The caller believed that the driver was under the influence of alcohol
and described the unit as a Ryder leased tractor and a Nebco Evans trailer with
a brown stripe on it. About ten minutes
later, the dispatcher again called and said that the person who had previously
telephoned called again and added that there were two persons in the cab of the
unit and that it had just left.
Trooper
Jenswold was curious to know why the caller had such specific information about
the unit and its passengers and asked his dispatcher. The dispatcher told Trooper Jenswold that the caller was
"Judy," the dispatcher of the trucking company for which the driver
of the unit worked.
Soon,
Trooper Jenswold saw the unit described to him by his dispatcher. He drove behind it and saw the unit move
over several feet and cross the white stripe separating the road from the right
shoulder by about six inches. He
testified: "At that point I
noticed something that was definitely amiss." He stopped the driver, Hanson, and noticed a strong odor of
intoxicants about him and that his eyes were glossy, bloodshot, and had a
yellow appearance. He arrested Hanson
for operating a motor vehicle while intoxicated.
Citing
State v. Krier, 165 Wis.2d 673, 478 N.W.2d 63 (Ct. App. 1991),
and State v. Richardson, 156 Wis.2d 128, 456 N.W.2d 830 (1990),
Hanson argues that the information known by Trooper Jenswold when he stopped
Hanson was insufficient to justify the stop.

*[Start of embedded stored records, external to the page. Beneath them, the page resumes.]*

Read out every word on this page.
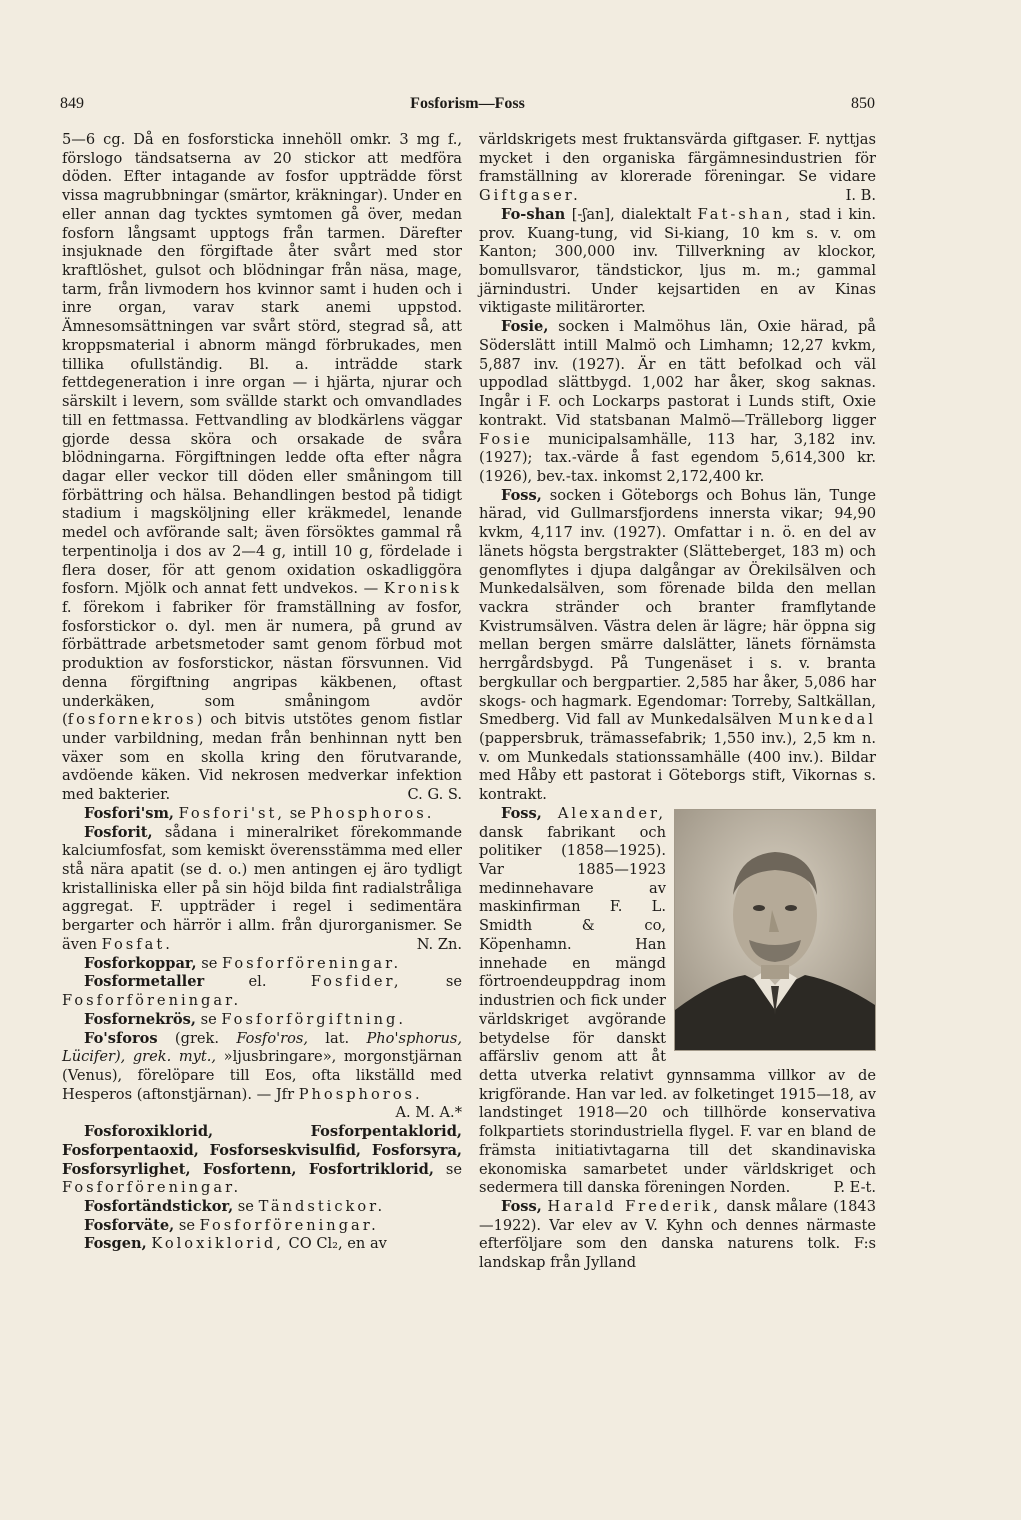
849	Fosforism—Foss	850

5—6 cg. Då en fosforsticka innehöll omkr. 3 mg f., förslogo tändsatserna av 20 stickor att medföra döden. Efter intagande av fosfor uppträdde först vissa magrubbningar (smärtor, kräkningar). Under en eller annan dag tycktes symtomen gå över, medan fosforn långsamt upptogs från tarmen. Därefter insjuknade den förgiftade åter svårt med stor kraftlöshet, gulsot och blödningar från näsa, mage, tarm, från livmodern hos kvinnor samt i huden och i inre organ, varav stark anemi uppstod. Ämnesomsättningen var svårt störd, stegrad så, att kroppsmaterial i abnorm mängd förbrukades, men tillika ofullständig. Bl. a. inträdde stark fettdegeneration i inre organ — i hjärta, njurar och särskilt i levern, som svällde starkt och omvandlades till en fettmassa. Fettvandling av blodkärlens väggar gjorde dessa sköra och orsakade de svåra blödningarna. Förgiftningen ledde ofta efter några dagar eller veckor till döden eller småningom till förbättring och hälsa. Behandlingen bestod på tidigt stadium i magsköljning eller kräkmedel, lenande medel och avförande salt; även försöktes gammal rå terpentinolja i dos av 2—4 g, intill 10 g, fördelade i flera doser, för att genom oxidation oskadliggöra fosforn. Mjölk och annat fett undvekos. — Kronisk f. förekom i fabriker för framställning av fosfor, fosforstickor o. dyl. men är numera, på grund av förbättrade arbetsmetoder samt genom förbud mot produktion av fosforstickor, nästan försvunnen. Vid denna förgiftning angripas käkbenen, oftast underkäken, som småningom avdör (fosfornekros) och bitvis utstötes genom fistlar under varbildning, medan från benhinnan nytt ben växer som en skolla kring den förutvarande, avdöende käken. Vid nekrosen medverkar infektion med bakterier.	C. G. S.

Fosfori'sm, Fosfori'st, se Phosphoros.

Fosforit, sådana i mineralriket förekommande kalciumfosfat, som kemiskt överensstämma med eller stå nära apatit (se d. o.) men antingen ej äro tydligt kristalliniska eller på sin höjd bilda fint radialstråliga aggregat. F. uppträder i regel i sedimentära bergarter och härrör i allm. från djurorganismer. Se även Fosfat.	N. Zn.

Fosforkoppar, se Fosforföreningar.

Fosformetaller el. Fosfider, se Fosforföreningar.

Fosfornekrös, se Fosforförgiftning.

Fo'sforos (grek. Fosfo'ros, lat. Pho'sphorus, Lücifer), grek. myt., »ljusbringare», morgonstjärnan (Venus), förelöpare till Eos, ofta likställd med Hesperos (aftonstjärnan). — Jfr Phosphoros.
A. M. A.*

Fosforoxiklorid, Fosforpentaklorid, Fosforpentaoxid, Fosforseskvisulfid, Fosforsyra, Fosforsyrlighet, Fosfortenn, Fosfortriklorid, se Fosforföreningar.

Fosfortändstickor, se Tändstickor.

Fosforväte, se Fosforföreningar.

Fosgen, Koloxiklorid, CO Cl₂, en av

världskrigets mest fruktansvärda giftgaser. F. nyttjas mycket i den organiska färgämnesindustrien för framställning av klorerade föreningar. Se vidare Giftgaser.	I. B.

Fo-shan [-ʃan], dialektalt Fat-shan, stad i kin. prov. Kuang-tung, vid Si-kiang, 10 km s. v. om Kanton; 300,000 inv. Tillverkning av klockor, bomullsvaror, tändstickor, ljus m. m.; gammal järnindustri. Under kejsartiden en av Kinas viktigaste militärorter.

Fosie, socken i Malmöhus län, Oxie härad, på Söderslätt intill Malmö och Limhamn; 12,27 kvkm, 5,887 inv. (1927). Är en tätt befolkad och väl uppodlad slättbygd. 1,002 har åker, skog saknas. Ingår i F. och Lockarps pastorat i Lunds stift, Oxie kontrakt. Vid statsbanan Malmö—Trälleborg ligger Fosie municipalsamhälle, 113 har, 3,182 inv. (1927); tax.-värde å fast egendom 5,614,300 kr. (1926), bev.-tax. inkomst 2,172,400 kr.

Foss, socken i Göteborgs och Bohus län, Tunge härad, vid Gullmarsfjordens innersta vikar; 94,90 kvkm, 4,117 inv. (1927). Omfattar i n. ö. en del av länets högsta bergstrakter (Slätteberget, 183 m) och genomflytes i djupa dalgångar av Örekilsälven och Munkedalsälven, som förenade bilda den mellan vackra stränder och branter framflytande Kvistrumsälven. Västra delen är lägre; här öppna sig mellan bergen smärre dalslätter, länets förnämsta herrgårdsbygd. På Tungenäset i s. v. branta bergkullar och bergpartier. 2,585 har åker, 5,086 har skogs- och hagmark. Egendomar: Torreby, Saltkällan, Smedberg. Vid fall av Munkedalsälven Munkedal (pappersbruk, trämassefabrik; 1,550 inv.), 2,5 km n. v. om Munkedals stationssamhälle (400 inv.). Bildar med Håby ett pastorat i Göteborgs stift, Vikornas s. kontrakt.

Foss, Alexander,
dansk fabrikant och politiker (1858—1925). Var 1885—1923 medinnehavare av maskinfirman F. L. Smidth & co, Köpenhamn. Han innehade en mängd förtroendeuppdrag inom industrien och fick under världskriget avgörande betydelse för danskt affärsliv genom att åt detta utverka relativt gynnsamma villkor av de krigförande. Han var led. av folketinget 1915—18, av landstinget 1918—20 och tillhörde konservativa folkpartiets storindustriella flygel. F. var en bland de främsta initiativtagarna till det skandinaviska ekonomiska samarbetet under världskriget och sedermera till danska föreningen Norden.	P. E-t.

Foss, Harald Frederik, dansk målare (1843—1922). Var elev av V. Kyhn och dennes närmaste efterföljare som den danska naturens tolk. F:s landskap från Jylland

In particular, he contests the information given by the
"anonymous" tipster, "Judy." First, he asserts that the trooper did not know
"Judy's" name or occupation before he stopped the unit. Though the trooper did not testify that he
had this information before he stopped Hanson, the trial court found:
"[Trooper Jenswold] satisfied himself through his own dispatcher that the
information came from someone directly connected with the same unit he
ultimately stopped." This finding
is not clearly erroneous. The narrative
Trooper Jenswold gave permitted the court's finding. Trooper Jenswold testified:
Q:And
after you received the information that the vehicle in question had now left
and was on its way on the roadway, how did you learn of the citizen caller's
basis for knowing all this?
A:Well, of the information that was being given to us
was so exacting -- that there was going to be two people in the cab, the
color of the tractor, the fact that it was a Ryder leased tractor and not their
own, the color of the trailer, the company name. And I was just curious as to how this person would know all this
information. And I was then
informed that this individual that was calling, the complainant, was the
dispatcher of the trucking company.
(Emphasis added.)
The
State takes issue with Hanson's definition of "Judy" as an
"anonymous tipster." We agree
with the State. A person named
"Judy" who was dispatching trucks for Nebco Evans near Waukesha in
the early morning hours of October 12, 1994, is hardly an anonymous
tipster. In State v. Kerr,
181 Wis.2d 372, 511 N.W.2d 586 (1994), cert. denied, 115 S. Ct. 2245
(1995), the court said: "[W]hen an average citizen tenders
information to the police, the police should be permitted to assume that they
are dealing with a credible person in the absence of special circumstances
suggesting that such might not be the case." Id. at 381, 511 N.W.2d at 589 (quoting United
States v. Phillips, 727 F.2d 392, 397 (5th Cir. 1984)) (alteration in
original).
We
agree with Hanson that before a police officer may stop an individual upon the
basis of a tip, the officer must have some independent corroboration of the
substance of the tip. But we disagree
that Trooper Jenswold did not have that information.
Trooper
Jenswold was entitled to assume that the Nebco Evans dispatcher was a credible
person. Hanson correctly notes than
anyone might have seen his unit, called the state patrol with that information
and added that Hanson was intoxicated without evidence of Hanson's intoxication. But the dispatcher was more than a random
"anyone." She worked for a
trucking firm that should be interested in the safety of its trailer and its
contents. She was identifiable, making
the possibility of a harassment call less likely. There are no special circumstances in the record which suggest
that the information about Hanson's sobriety was suspect.
We
conclude that Trooper Jenswold could reasonably give credence to
"Judy's" belief that Hanson had an odor of intoxicants about him and
that he was under the influence of alcohol. This information was corroborated
when the trooper saw Hanson's trailer move several feet to its right and cross
the white line by six inches, leading the trooper to conclude that something
was "definitely amiss."
Section 346.63(7)(a), Stats.,
requires that a commercial motor vehicle operator not drive while having any
measured blood alcohol concentration above 0.0. A reasonable person, having the information contained in the
dispatcher's message and having seen Hanson's driving, could reasonably suspect
that Hanson was driving with a blood alcohol concentration in excess of 0.0 and
that he was operating a motor vehicle while intoxicated. This permitted Trooper Jenswold to stop Hanson. See Terry v. Ohio, 392 U.S. 1
(1968). Hanson does not contest that
once he was stopped, Trooper Jenswold had probable cause to arrest him. We therefore conclude that the trial court
correctly denied Hanson's motion to suppress the evidence obtained after
Trooper Jenswold stopped Hanson.
By
the Court.—Judgment affirmed.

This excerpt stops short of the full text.